Percebendo esta dinâmica inusitada da inflação o Banco Central inicia um ciclo de aperto monetário na economia, numa tentativa de segurar a inflação pela contenção das iniciativas do setor privado. Mas eis a grande ironia: subir os juros no Brasil tem um efeito fiscal fortemente expansionista. A despeito das hercúleas, e por vezes irresponsáveis iniciativas de pré-fixação da dívida pública pelo tesouro nacional, o Banco Central faz grandes esforços para desfazer isto. De fato uma parcela muito relevante da dívida pública encontra-se no próprio balanço do Banco Central. A contrapartida destes ativos são as operações de remuneração pós fixada do lado do passivo. Enfim, subir juros significa prontamente aumentar substancialmente o déficit nominal. Como, tautologicamente, a despesa de alguém é sempre a receita de outrem, e por conseguinte, déficit fiscal é renda privada, uma subida dos juros sem uma contrapartida em aperto fiscal é necessariamente expansionista do ponto de vista fiscal. Ela só surte efeito a partir do ponto em que causa estragos nos balanços do setor privado: decisões de investimentos são postergadas, a tomada de risco é desincentivada pelas altas remunerações sem risco, e finalmente os endividados colocam-se em situação delicada.  

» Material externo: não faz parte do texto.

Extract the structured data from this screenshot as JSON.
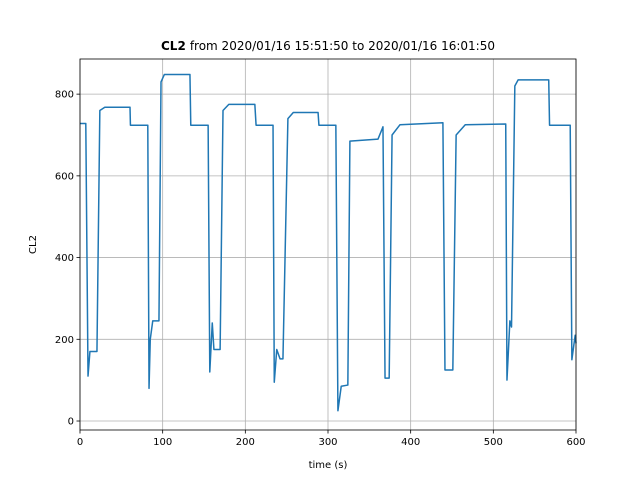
{
  "chart_data": {
    "type": "line",
    "title_bold": "CL2",
    "title": "from 2020/01/16 15:51:50 to 2020/01/16 16:01:50",
    "xlabel": "time (s)",
    "ylabel": "CL2",
    "xlim": [
      0,
      600
    ],
    "ylim": [
      -22,
      886
    ],
    "xticks": [
      0,
      100,
      200,
      300,
      400,
      500,
      600
    ],
    "yticks": [
      0,
      200,
      400,
      600,
      800
    ],
    "grid": true,
    "series": [
      {
        "name": "CL2",
        "color": "#1f77b4",
        "x": [
          0,
          7,
          9.7,
          12,
          20.5,
          24,
          30,
          60.5,
          61,
          82,
          83.5,
          85,
          88,
          95.5,
          98,
          102,
          133,
          134,
          155,
          157,
          160,
          162,
          169.5,
          173,
          180,
          211.5,
          213,
          233.5,
          235,
          238,
          242,
          245.5,
          251.5,
          258,
          288,
          289,
          309.5,
          312,
          316,
          324,
          326.5,
          360.5,
          366.5,
          369,
          374,
          377.5,
          387,
          439,
          441.5,
          451,
          455,
          466,
          515,
          516.5,
          520,
          522,
          526,
          530,
          567,
          568,
          593,
          595,
          599,
          600
        ],
        "values": [
          728,
          728,
          110,
          170,
          170,
          760,
          768,
          768,
          724,
          724,
          80,
          200,
          245,
          245,
          830,
          848,
          848,
          724,
          724,
          120,
          240,
          175,
          175,
          760,
          775,
          775,
          724,
          724,
          95,
          175,
          152,
          152,
          740,
          755,
          755,
          724,
          724,
          25,
          85,
          88,
          685,
          690,
          720,
          105,
          105,
          700,
          725,
          730,
          125,
          125,
          700,
          725,
          727,
          100,
          245,
          230,
          820,
          835,
          835,
          724,
          724,
          150,
          210,
          190
        ]
      }
    ]
  }
}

Mas qual a política econômica sensata neste caso? Simplesmente tirar o incentivo fiscal. Não há dinamismo algum no setor privado. Muito pelo contrário. Não há justificativa, por conseguinte, para o aperto monetário. Não é necessário controlar o apetite do setor privado. É necessário reconhecer que circunstancialmente não há folga alguma no mercado de trabalho e portanto o estado deve tirar ao máximo seus tentáculos dele. Não por razões ideológicas, simplesmente por uma questão estratégica: este choque de oferta é temporário, e mais cedo do que tarde, a realidade demográfica voltará a se impor e abrirá novamente espaço para uma expansão robusta da economia. Estudar é, no fim do dia, investimento. E, sob certos aspectos, investimento mais importante do que os investimentos do PAC. Pontes poderão ser construídas depois. Educação não.